Behalten Sie Ihr Geld

Von Zukunft ERDGAS GmbH · 2014

Ob undichte Fenster, unzureichende Dämmung oder veraltete Heiztechnik: Wer in einem energetisch schlechten Haus lebt, zahlt drauf. Monat für Monat, Jahr für Jahr. Hohe Energiekosten kann man sich aber ganz einfach sparen, verspricht die energetische Sanierung. Eine Studie von Zukunft ERDGAS e.V. zeigt: Ob sie auch hält, was sie verspricht, hängt stark davon ab, welche Maßnahme konkret ergriffen wird. Ganz vorn im Preis-Leistungs-Vergleich: Modernes Heizen mit Erdgas.

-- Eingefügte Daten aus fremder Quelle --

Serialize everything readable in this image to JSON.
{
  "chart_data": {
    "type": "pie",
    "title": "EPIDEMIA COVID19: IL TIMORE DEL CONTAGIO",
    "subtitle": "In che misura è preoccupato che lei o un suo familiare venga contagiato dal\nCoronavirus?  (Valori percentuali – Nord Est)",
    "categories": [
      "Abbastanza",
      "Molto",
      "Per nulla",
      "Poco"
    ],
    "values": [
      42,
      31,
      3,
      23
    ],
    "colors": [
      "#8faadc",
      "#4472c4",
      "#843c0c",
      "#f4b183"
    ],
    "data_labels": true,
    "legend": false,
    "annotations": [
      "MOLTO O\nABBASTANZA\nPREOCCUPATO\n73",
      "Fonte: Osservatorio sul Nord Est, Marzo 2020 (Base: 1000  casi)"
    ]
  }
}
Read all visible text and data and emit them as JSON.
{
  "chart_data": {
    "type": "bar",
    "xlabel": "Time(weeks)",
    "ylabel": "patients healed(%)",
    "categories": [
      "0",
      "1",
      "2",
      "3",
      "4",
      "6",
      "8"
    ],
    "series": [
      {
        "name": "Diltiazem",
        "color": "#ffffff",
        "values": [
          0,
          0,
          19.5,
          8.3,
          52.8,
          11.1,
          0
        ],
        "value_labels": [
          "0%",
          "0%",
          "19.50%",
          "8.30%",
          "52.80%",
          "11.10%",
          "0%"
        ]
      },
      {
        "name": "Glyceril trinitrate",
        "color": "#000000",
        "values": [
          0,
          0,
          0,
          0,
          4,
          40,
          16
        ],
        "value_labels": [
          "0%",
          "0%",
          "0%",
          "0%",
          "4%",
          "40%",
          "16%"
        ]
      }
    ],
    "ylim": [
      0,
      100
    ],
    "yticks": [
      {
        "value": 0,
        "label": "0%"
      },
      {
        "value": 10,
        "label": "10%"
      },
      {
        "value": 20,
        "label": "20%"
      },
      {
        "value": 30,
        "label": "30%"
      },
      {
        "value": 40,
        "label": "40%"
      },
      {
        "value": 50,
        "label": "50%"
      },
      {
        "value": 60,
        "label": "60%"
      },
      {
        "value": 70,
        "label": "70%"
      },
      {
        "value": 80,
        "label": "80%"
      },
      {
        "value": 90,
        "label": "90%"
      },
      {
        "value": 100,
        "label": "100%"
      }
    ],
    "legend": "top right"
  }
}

Es gibt viele gute Gründe für eine Sanierung des Eigenheims: Technik oder Bausubstanz, die in die Jahre gekommen ist, Steigerung des Wohnkomforts, eine Anpassung des Gebäudes an veränderte Anforderungen der Nutzer. Und natürlich: Eine Verbesserung der Energieeffizienz. Damit verbunden sind meist gleich zwei Hoffnungen: Ich entlaste das Klima. Und mir bleibt mehr von meinem Geld. Damit sich diese Hoffnungen auch erfüllen, sollten Hausbesitzer einige Hinweise beachten.

Wo fange ich am besten an?

Die wenigsten Hausbesitzer können oder wollen ihr komplettes Gebäude auf einen Schlag sanieren. Die gute Nachricht: Das ist auch gar nicht nötig. Es spricht überhaupt nichts dagegen, Schritt für Schritt zu modernisieren. Für die Hausbesitzer hat das zwei große Vorteile: Sie müssen nicht ganz so viel Geld auf einmal in die Hand nehmen. Und sie können ihren Sanierungsfahrplan immer wieder anpassen – je nachdem, wie sich ihr Leben verändert. Der sinnvollste erste Schritt ist oft der Austausch einer veralteten Heizung gegen moderne Heiztechnologie. Das ist eine kleine Maßnahme mit großer Wirkung. Bestes Beispiel: Wer einen alten Ölkessel durch moderne Erdgas-Brennwerttechnik ersetzt, spart Monat für Monat bis zu 100 Euro Heizkosten. Das sind Zahlen, die auch in der Praxis überzeugen: Vier von fünf Modernisierern entscheiden sich heute für eine neue Heizung mit Erdgas – oft auch in Kombination mit Solarthermie.

Quelle: Zukunft ERDGAS e.V., 2014

Keine Dämmung ohne Anlagentausch

Das Institut für technische Gebäudeausrüstung hat nachgerechnet. Welche Maßnahme bringt wie viel und was kostet sie? Ausgangspunkt ist ein typisches deutsches Einfamilienhaus: freistehend, 150 Quadratmeter Wohnfläche, gedämmt nach den Regeln der Wärmeschutzverordnung 1984. Beim Preis-Leistungs-Vergleich wird deutlich: Die Erdgas-Brennwertheizung ist der wirtschaftlichste Weg zu mehr Energieeffizienz. Sie amortisiert sich innerhalb von nur acht Jahren. Zum Vergleich: Die Dämmung der Gebäudehülle braucht fast 40 Jahre, bis sich die Investition wieder eingespielt hat. Und noch etwas zeigen die Zahlen: Wer sein Gebäude dämmt, sollte auch eine neue Heizung installieren. Denn für überschaubare Mehrkosten verkürzt sich die Amortisationszeit dadurch deutlich.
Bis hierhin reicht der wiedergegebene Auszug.